While we waited, I saw movement among the vamps as two powerful walking dead stepped into the restaurant. They weren’t powerful as in physically imposing, but they were formidable. Commanding. Dominant. Compelling. Dangerous. And, crap. They had decided to pay us a visit. They surged toward us across the floor with the boneless, nearly gravity-defying grace of the hunting vamp. “Heads up,” I said. “Dacy Mooney and Constantine Pickersgill at the door. They want something.” But then Lincoln’s heir and spare would do nothing unless they wanted something. “They’ll smell the gun oil and ammo.”

 

As they neared, I felt the crosses under my shirt start to glow. The vamps draped themselves into chairs at our table, Dacy wearing a beaded buckskin fringed jacket and dark brown jeans with boots. She had feathers woven into her blond hair. On her, the look worked. Seeing the glow on my chest, Dacy laughed low, as if crosses didn’t scare her. Her fangs snapped down with a small click, one and a half inch bone-white killing teeth. Beast huffed in delight, which always surprised me. She liked sane vamps too much sometimes.

 

Pickersgill said, “Are you boys here to try your hand against Linc?” There was insult in the word boys, as thick as if he’d used the N-word. But it was threat in the tone that my guys reacted to, pulling weapons, the light gleaming on silvered blades, the smell of challenge rising.

 

“Hold,” I said. I stared at Mooney’s eyes, blue as her daughter’s, not vamped out, but in control. “I’m here to send the witch packing and Lincoln to Grégoire on his knees, quaking in shame and fear.”

 

Dacy smiled. “You’un Leo’s enforcer?” Her accent was pure Tennessee, probably poured on thick to keep from sounding like the threat she undoubtedly was, but the heavy accent sounded weird coming out of a vamp’s mouth. I didn’t reply. I had seen the term in a codicil of the Vampira Carta, and read over the language an enforcer used to establish control over vamps, but I hadn’t really studied it. I didn’t fully know what enforcer meant in vamp terms, and I didn’t want to get stuck with any nasty duties I hadn’t already signed up for, not unless agreeing kept my people safe. So I shrugged, which was universal for, Call it what you want.

 

“No need for violence, y’all,” she said. “If I’da wanted you’uns dead, you’da been hamburger sixty seconds ago. As it happens, however, my little girl says I can trust you, Jane Yellowrock, even if you do hunt my kind.

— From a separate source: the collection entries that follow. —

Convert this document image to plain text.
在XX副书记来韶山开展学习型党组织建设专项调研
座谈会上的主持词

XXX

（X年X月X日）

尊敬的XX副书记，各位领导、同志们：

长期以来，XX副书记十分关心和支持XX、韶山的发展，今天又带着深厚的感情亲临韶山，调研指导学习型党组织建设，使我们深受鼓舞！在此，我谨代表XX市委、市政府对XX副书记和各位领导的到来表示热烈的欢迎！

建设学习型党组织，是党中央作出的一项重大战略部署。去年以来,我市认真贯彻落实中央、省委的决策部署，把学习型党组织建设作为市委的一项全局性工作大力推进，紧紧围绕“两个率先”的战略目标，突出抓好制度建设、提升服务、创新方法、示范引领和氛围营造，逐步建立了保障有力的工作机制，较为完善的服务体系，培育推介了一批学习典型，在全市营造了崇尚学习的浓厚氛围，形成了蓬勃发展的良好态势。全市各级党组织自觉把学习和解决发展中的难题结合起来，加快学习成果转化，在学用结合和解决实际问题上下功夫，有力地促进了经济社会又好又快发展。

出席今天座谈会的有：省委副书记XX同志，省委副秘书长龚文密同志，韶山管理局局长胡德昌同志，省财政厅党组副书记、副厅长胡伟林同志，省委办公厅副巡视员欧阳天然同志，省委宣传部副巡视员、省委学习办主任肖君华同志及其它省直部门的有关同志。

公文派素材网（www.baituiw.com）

And if you’re speaking the truth, then I’ll be happy to stand aside and let you”—she tapped her cheek as if thinking of the right phrase—“interfere with my master’s plans for the evening. He’s actin’ foolish, which ain’t like him a’tall, and is unworthy of us’ns.” She stood. Over her shoulder she said, “Try not to hurt him too much,” and winked. I laughed, letting Beast show in my eyes.

 

Pickersgill followed her to their table. It was easy to see who was heir and who was spare: Dacy was firmly in charge, with political savvy, brains, and power. Pickersgill was smart, but in the power department, he was her shadow. As they settled, the outer door opened, and Adelaide entered. She was dressed in slim casual clothes and a pair of Italian leather boots that likely cost more than my entire wardrobe. She cast a fast, evaluating look around the restaurant, met my eyes and let her lips curl up on one side. Then she walked to her mom’s table and slid in.